İşçilerin verimli çalışması ancak iyi işler yapan, birbiriyle iyi geçinen, mutlu ve huzurlu işyerleri ile gerçekleşir. Bunlarla beraber patronunuzun işçilere karşı tutumu, iyi halleri ve babacan tavırları da buna eklenirse tabiri caiz ise yeme de yanında yatın. Huzur verin, huzur bulun…

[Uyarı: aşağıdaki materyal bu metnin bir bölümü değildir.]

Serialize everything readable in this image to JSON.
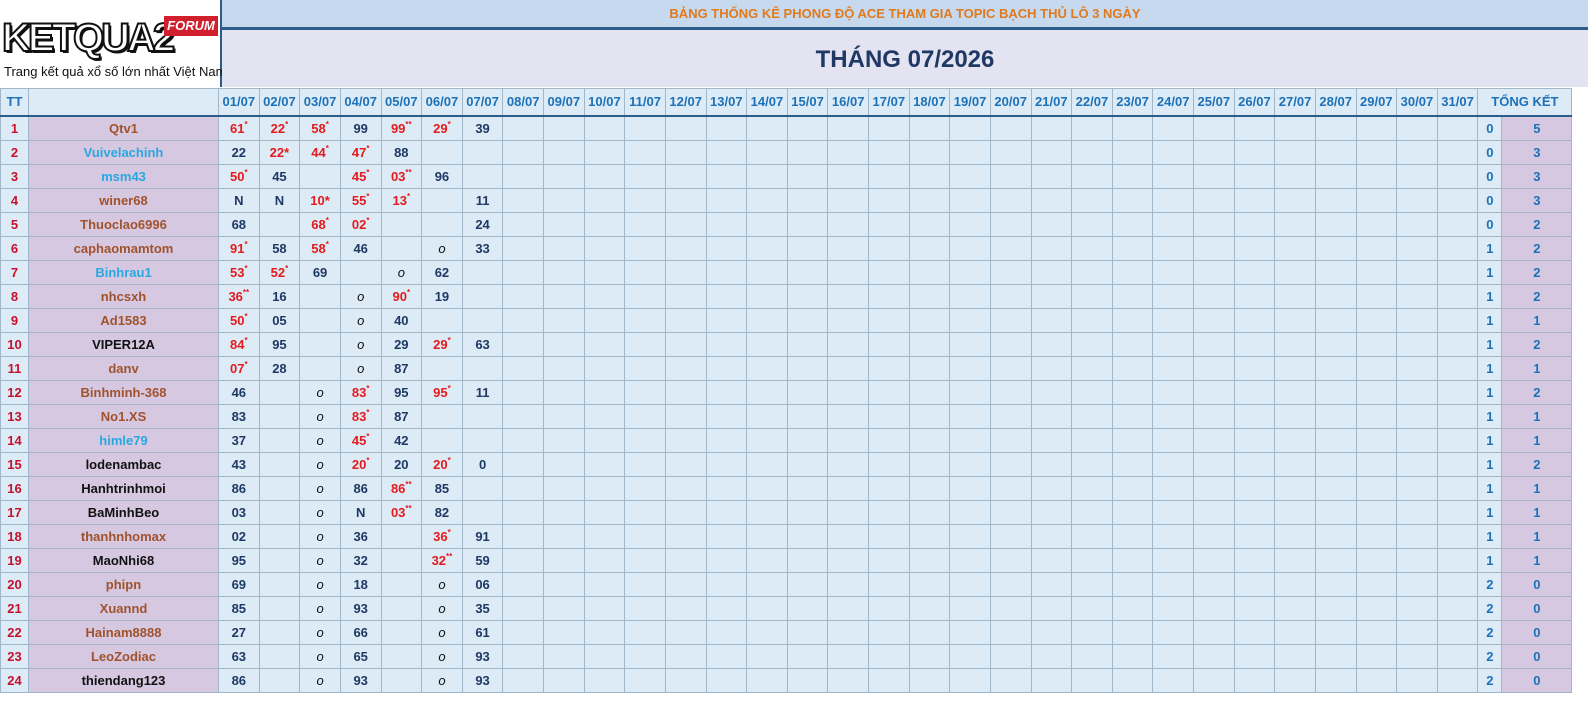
{
  "logo": {
    "brand": "KETQUA2",
    "badge": "FORUM",
    "tagline": "Trang kết quả xổ số lớn nhất Việt Nam"
  },
  "banner": "BẢNG THỐNG KÊ PHONG ĐỘ ACE THAM GIA TOPIC BẠCH THỦ LÔ 3 NGÀY",
  "month_title": "THÁNG 07/2026",
  "headers": {
    "tt": "TT",
    "total": "TỔNG KẾT",
    "days": [
      "01/07",
      "02/07",
      "03/07",
      "04/07",
      "05/07",
      "06/07",
      "07/07",
      "08/07",
      "09/07",
      "10/07",
      "11/07",
      "12/07",
      "13/07",
      "14/07",
      "15/07",
      "16/07",
      "17/07",
      "18/07",
      "19/07",
      "20/07",
      "21/07",
      "22/07",
      "23/07",
      "24/07",
      "25/07",
      "26/07",
      "27/07",
      "28/07",
      "29/07",
      "30/07",
      "31/07"
    ]
  },
  "colors": {
    "orange_name": "#a0522d",
    "blue_name": "#2aa7e0",
    "black_name": "#111111",
    "win_red": "#e41a1c",
    "border": "#2b5c8a"
  },
  "rows": [
    {
      "tt": "1",
      "name": "Qtv1",
      "color": "orange",
      "cells": [
        [
          "61",
          "*"
        ],
        [
          "22",
          "*"
        ],
        [
          "58",
          "*"
        ],
        [
          "99",
          ""
        ],
        [
          "99",
          "**"
        ],
        [
          "29",
          "*"
        ],
        [
          "39",
          ""
        ]
      ],
      "totals": [
        "0",
        "5"
      ]
    },
    {
      "tt": "2",
      "name": "Vuivelachinh",
      "color": "blue",
      "cells": [
        [
          "22",
          ""
        ],
        [
          "22*",
          "txt"
        ],
        [
          "44",
          "*"
        ],
        [
          "47",
          "*"
        ],
        [
          "88",
          ""
        ],
        [
          "",
          ""
        ],
        [
          "",
          ""
        ]
      ],
      "totals": [
        "0",
        "3"
      ]
    },
    {
      "tt": "3",
      "name": "msm43",
      "color": "blue",
      "cells": [
        [
          "50",
          "*"
        ],
        [
          "45",
          ""
        ],
        [
          "",
          ""
        ],
        [
          "45",
          "*"
        ],
        [
          "03",
          "**"
        ],
        [
          "96",
          ""
        ],
        [
          "",
          ""
        ]
      ],
      "totals": [
        "0",
        "3"
      ]
    },
    {
      "tt": "4",
      "name": "winer68",
      "color": "orange",
      "cells": [
        [
          "N",
          ""
        ],
        [
          "N",
          ""
        ],
        [
          "10*",
          "txt"
        ],
        [
          "55",
          "*"
        ],
        [
          "13",
          "*"
        ],
        [
          "",
          ""
        ],
        [
          "11",
          ""
        ]
      ],
      "totals": [
        "0",
        "3"
      ]
    },
    {
      "tt": "5",
      "name": "Thuoclao6996",
      "color": "orange",
      "cells": [
        [
          "68",
          ""
        ],
        [
          "",
          ""
        ],
        [
          "68",
          "*"
        ],
        [
          "02",
          "*"
        ],
        [
          "",
          ""
        ],
        [
          "",
          ""
        ],
        [
          "24",
          ""
        ]
      ],
      "totals": [
        "0",
        "2"
      ]
    },
    {
      "tt": "6",
      "name": "caphaomamtom",
      "color": "orange",
      "cells": [
        [
          "91",
          "*"
        ],
        [
          "58",
          ""
        ],
        [
          "58",
          "*"
        ],
        [
          "46",
          ""
        ],
        [
          "",
          ""
        ],
        [
          "o",
          "i"
        ],
        [
          "33",
          ""
        ]
      ],
      "totals": [
        "1",
        "2"
      ]
    },
    {
      "tt": "7",
      "name": "Binhrau1",
      "color": "blue",
      "cells": [
        [
          "53",
          "*"
        ],
        [
          "52",
          "*"
        ],
        [
          "69",
          ""
        ],
        [
          "",
          ""
        ],
        [
          "o",
          "i"
        ],
        [
          "62",
          ""
        ],
        [
          "",
          ""
        ]
      ],
      "totals": [
        "1",
        "2"
      ]
    },
    {
      "tt": "8",
      "name": "nhcsxh",
      "color": "orange",
      "cells": [
        [
          "36",
          "**"
        ],
        [
          "16",
          ""
        ],
        [
          "",
          ""
        ],
        [
          "o",
          "i"
        ],
        [
          "90",
          "*"
        ],
        [
          "19",
          ""
        ],
        [
          "",
          ""
        ]
      ],
      "totals": [
        "1",
        "2"
      ]
    },
    {
      "tt": "9",
      "name": "Ad1583",
      "color": "orange",
      "cells": [
        [
          "50",
          "*"
        ],
        [
          "05",
          ""
        ],
        [
          "",
          ""
        ],
        [
          "o",
          "i"
        ],
        [
          "40",
          ""
        ],
        [
          "",
          ""
        ],
        [
          "",
          ""
        ]
      ],
      "totals": [
        "1",
        "1"
      ]
    },
    {
      "tt": "10",
      "name": "VIPER12A",
      "color": "black",
      "cells": [
        [
          "84",
          "*"
        ],
        [
          "95",
          ""
        ],
        [
          "",
          ""
        ],
        [
          "o",
          "i"
        ],
        [
          "29",
          ""
        ],
        [
          "29",
          "*"
        ],
        [
          "63",
          ""
        ]
      ],
      "totals": [
        "1",
        "2"
      ]
    },
    {
      "tt": "11",
      "name": "danv",
      "color": "orange",
      "cells": [
        [
          "07",
          "*"
        ],
        [
          "28",
          ""
        ],
        [
          "",
          ""
        ],
        [
          "o",
          "i"
        ],
        [
          "87",
          ""
        ],
        [
          "",
          ""
        ],
        [
          "",
          ""
        ]
      ],
      "totals": [
        "1",
        "1"
      ]
    },
    {
      "tt": "12",
      "name": "Binhminh-368",
      "color": "orange",
      "cells": [
        [
          "46",
          ""
        ],
        [
          "",
          ""
        ],
        [
          "o",
          "i"
        ],
        [
          "83",
          "*"
        ],
        [
          "95",
          ""
        ],
        [
          "95",
          "*"
        ],
        [
          "11",
          ""
        ]
      ],
      "totals": [
        "1",
        "2"
      ]
    },
    {
      "tt": "13",
      "name": "No1.XS",
      "color": "orange",
      "cells": [
        [
          "83",
          ""
        ],
        [
          "",
          ""
        ],
        [
          "o",
          "i"
        ],
        [
          "83",
          "*"
        ],
        [
          "87",
          ""
        ],
        [
          "",
          ""
        ],
        [
          "",
          ""
        ]
      ],
      "totals": [
        "1",
        "1"
      ]
    },
    {
      "tt": "14",
      "name": "himle79",
      "color": "blue",
      "cells": [
        [
          "37",
          ""
        ],
        [
          "",
          ""
        ],
        [
          "o",
          "i"
        ],
        [
          "45",
          "*"
        ],
        [
          "42",
          ""
        ],
        [
          "",
          ""
        ],
        [
          "",
          ""
        ]
      ],
      "totals": [
        "1",
        "1"
      ]
    },
    {
      "tt": "15",
      "name": "lodenambac",
      "color": "black",
      "cells": [
        [
          "43",
          ""
        ],
        [
          "",
          ""
        ],
        [
          "o",
          "i"
        ],
        [
          "20",
          "*"
        ],
        [
          "20",
          ""
        ],
        [
          "20",
          "*"
        ],
        [
          "0",
          ""
        ]
      ],
      "totals": [
        "1",
        "2"
      ]
    },
    {
      "tt": "16",
      "name": "Hanhtrinhmoi",
      "color": "black",
      "cells": [
        [
          "86",
          ""
        ],
        [
          "",
          ""
        ],
        [
          "o",
          "i"
        ],
        [
          "86",
          ""
        ],
        [
          "86",
          "**"
        ],
        [
          "85",
          ""
        ],
        [
          "",
          ""
        ]
      ],
      "totals": [
        "1",
        "1"
      ]
    },
    {
      "tt": "17",
      "name": "BaMinhBeo",
      "color": "black",
      "cells": [
        [
          "03",
          ""
        ],
        [
          "",
          ""
        ],
        [
          "o",
          "i"
        ],
        [
          "N",
          ""
        ],
        [
          "03",
          "**"
        ],
        [
          "82",
          ""
        ],
        [
          "",
          ""
        ]
      ],
      "totals": [
        "1",
        "1"
      ]
    },
    {
      "tt": "18",
      "name": "thanhnhomax",
      "color": "orange",
      "cells": [
        [
          "02",
          ""
        ],
        [
          "",
          ""
        ],
        [
          "o",
          "i"
        ],
        [
          "36",
          ""
        ],
        [
          "",
          ""
        ],
        [
          "36",
          "*"
        ],
        [
          "91",
          ""
        ]
      ],
      "totals": [
        "1",
        "1"
      ]
    },
    {
      "tt": "19",
      "name": "MaoNhi68",
      "color": "black",
      "cells": [
        [
          "95",
          ""
        ],
        [
          "",
          ""
        ],
        [
          "o",
          "i"
        ],
        [
          "32",
          ""
        ],
        [
          "",
          ""
        ],
        [
          "32",
          "**"
        ],
        [
          "59",
          ""
        ]
      ],
      "totals": [
        "1",
        "1"
      ]
    },
    {
      "tt": "20",
      "name": "phipn",
      "color": "orange",
      "cells": [
        [
          "69",
          ""
        ],
        [
          "",
          ""
        ],
        [
          "o",
          "i"
        ],
        [
          "18",
          ""
        ],
        [
          "",
          ""
        ],
        [
          "o",
          "i"
        ],
        [
          "06",
          ""
        ]
      ],
      "totals": [
        "2",
        "0"
      ]
    },
    {
      "tt": "21",
      "name": "Xuannd",
      "color": "orange",
      "cells": [
        [
          "85",
          ""
        ],
        [
          "",
          ""
        ],
        [
          "o",
          "i"
        ],
        [
          "93",
          ""
        ],
        [
          "",
          ""
        ],
        [
          "o",
          "i"
        ],
        [
          "35",
          ""
        ]
      ],
      "totals": [
        "2",
        "0"
      ]
    },
    {
      "tt": "22",
      "name": "Hainam8888",
      "color": "orange",
      "cells": [
        [
          "27",
          ""
        ],
        [
          "",
          ""
        ],
        [
          "o",
          "i"
        ],
        [
          "66",
          ""
        ],
        [
          "",
          ""
        ],
        [
          "o",
          "i"
        ],
        [
          "61",
          ""
        ]
      ],
      "totals": [
        "2",
        "0"
      ]
    },
    {
      "tt": "23",
      "name": "LeoZodiac",
      "color": "orange",
      "cells": [
        [
          "63",
          ""
        ],
        [
          "",
          ""
        ],
        [
          "o",
          "i"
        ],
        [
          "65",
          ""
        ],
        [
          "",
          ""
        ],
        [
          "o",
          "i"
        ],
        [
          "93",
          ""
        ]
      ],
      "totals": [
        "2",
        "0"
      ]
    },
    {
      "tt": "24",
      "name": "thiendang123",
      "color": "black",
      "cells": [
        [
          "86",
          ""
        ],
        [
          "",
          ""
        ],
        [
          "o",
          "i"
        ],
        [
          "93",
          ""
        ],
        [
          "",
          ""
        ],
        [
          "o",
          "i"
        ],
        [
          "93",
          ""
        ]
      ],
      "totals": [
        "2",
        "0"
      ]
    }
  ]
}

Ortak değerler ve ortak amaçlar ile üstümüzü örten işyerimizde sürekli aynı amaca hizmet etmeye çalışırız. Bunun için aynı amaca doğru belirli yollardan gitmeye çalışırız. Bazılarımız bize öğretildiği yoldan giderken bazılarımız da kendi başka yolundan aynı amaca gitmeye çalışır. Fakat kimine göre bu diğer yollar yanlıştır ve herkes aynı yoldan gitmek zorundadır. İşin içine duygularımızı da kattığımızda o kişilere karşı tepkilerimiz artmaya başlar. Tabi ki bu da kişiler arasında çekişmeyi doğurur. Bu durumda duygularınızın temeline indiğinizde neden bu insanlarla anlaşamadığınızı çözersiniz.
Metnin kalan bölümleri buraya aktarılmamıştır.